Tarta de Santiago Recipe (Spanish Almond Cake)


  • I used a 9-inch glass pie dish for this recipe– but in Spain, we improvise! Adjust bake time for a smaller dish.
  • Crust
  • 1 egg
  • ⅔ cup sugar
  • 1¼ heaping cups of flour (you may need more)
  • Filling
  • 4 eggs
  • 1¼ cups of sugar
  • Grated zest from one lemon
  • 2 cups of finely ground almonds
  • Topping
  • Powdered sugar
  • Fresh fruit (not traditional but I love it)


  1. Crust
  2. Beat the egg and sugar with one tablespoon of hot water until the mixture is creamy.

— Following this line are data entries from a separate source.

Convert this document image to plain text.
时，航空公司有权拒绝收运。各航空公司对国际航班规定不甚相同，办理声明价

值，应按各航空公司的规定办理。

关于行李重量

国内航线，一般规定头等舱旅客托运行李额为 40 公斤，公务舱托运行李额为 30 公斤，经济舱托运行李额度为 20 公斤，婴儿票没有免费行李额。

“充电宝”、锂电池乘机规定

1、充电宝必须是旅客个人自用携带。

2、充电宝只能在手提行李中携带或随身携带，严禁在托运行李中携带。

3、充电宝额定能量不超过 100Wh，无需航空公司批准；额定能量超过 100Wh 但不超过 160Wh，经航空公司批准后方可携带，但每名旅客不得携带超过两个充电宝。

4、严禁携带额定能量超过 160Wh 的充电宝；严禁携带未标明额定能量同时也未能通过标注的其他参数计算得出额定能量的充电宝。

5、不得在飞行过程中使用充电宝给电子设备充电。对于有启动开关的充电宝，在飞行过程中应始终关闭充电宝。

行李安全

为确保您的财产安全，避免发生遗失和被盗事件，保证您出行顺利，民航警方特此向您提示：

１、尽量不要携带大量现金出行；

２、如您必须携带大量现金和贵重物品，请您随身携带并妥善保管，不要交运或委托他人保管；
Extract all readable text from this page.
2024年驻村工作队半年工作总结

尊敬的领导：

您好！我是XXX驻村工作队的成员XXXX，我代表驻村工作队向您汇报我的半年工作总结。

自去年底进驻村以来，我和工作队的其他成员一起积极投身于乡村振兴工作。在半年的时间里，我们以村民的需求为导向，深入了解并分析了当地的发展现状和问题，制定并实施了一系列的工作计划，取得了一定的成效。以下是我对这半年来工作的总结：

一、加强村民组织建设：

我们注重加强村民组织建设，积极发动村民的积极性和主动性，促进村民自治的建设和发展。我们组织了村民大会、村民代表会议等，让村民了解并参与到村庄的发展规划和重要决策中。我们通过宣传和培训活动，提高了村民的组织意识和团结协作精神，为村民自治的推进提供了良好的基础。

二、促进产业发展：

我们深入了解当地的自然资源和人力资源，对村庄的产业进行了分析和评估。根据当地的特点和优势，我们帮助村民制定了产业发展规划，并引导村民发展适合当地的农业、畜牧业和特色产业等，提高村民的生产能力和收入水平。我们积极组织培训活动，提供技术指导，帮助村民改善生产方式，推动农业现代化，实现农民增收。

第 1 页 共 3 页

  3. Fold in the flour using a rubber spatula, until the dough no longer sticks to the sides of the bowl. You many need more flour to achieve the right consistency.
  4. Reserve.
  5. Filling
  6. Pulse the almonds in a food processor until finely ground, however be careful not to turn the mixture to almond butter by over processing.
  7. Beat the eggs and sugar for about one minute until creamy.
  8. Using a rubber spatula, fold in the lemon zest and ground almonds.
  9. Assembly
  10. Preheat the oven to 350°F
  11. Roll the dough out on a floured surface and then fit into a well greased baking mold.
  12. Prick with a fork and then pour the filling over the base.
  13. Bake for about 30 minutes, until the cake is golden brown.
  14. Allow the cake to cool in the pan, and then transfer to a serving dish.
  15. Decorate with powdered sugar and fruit if desired.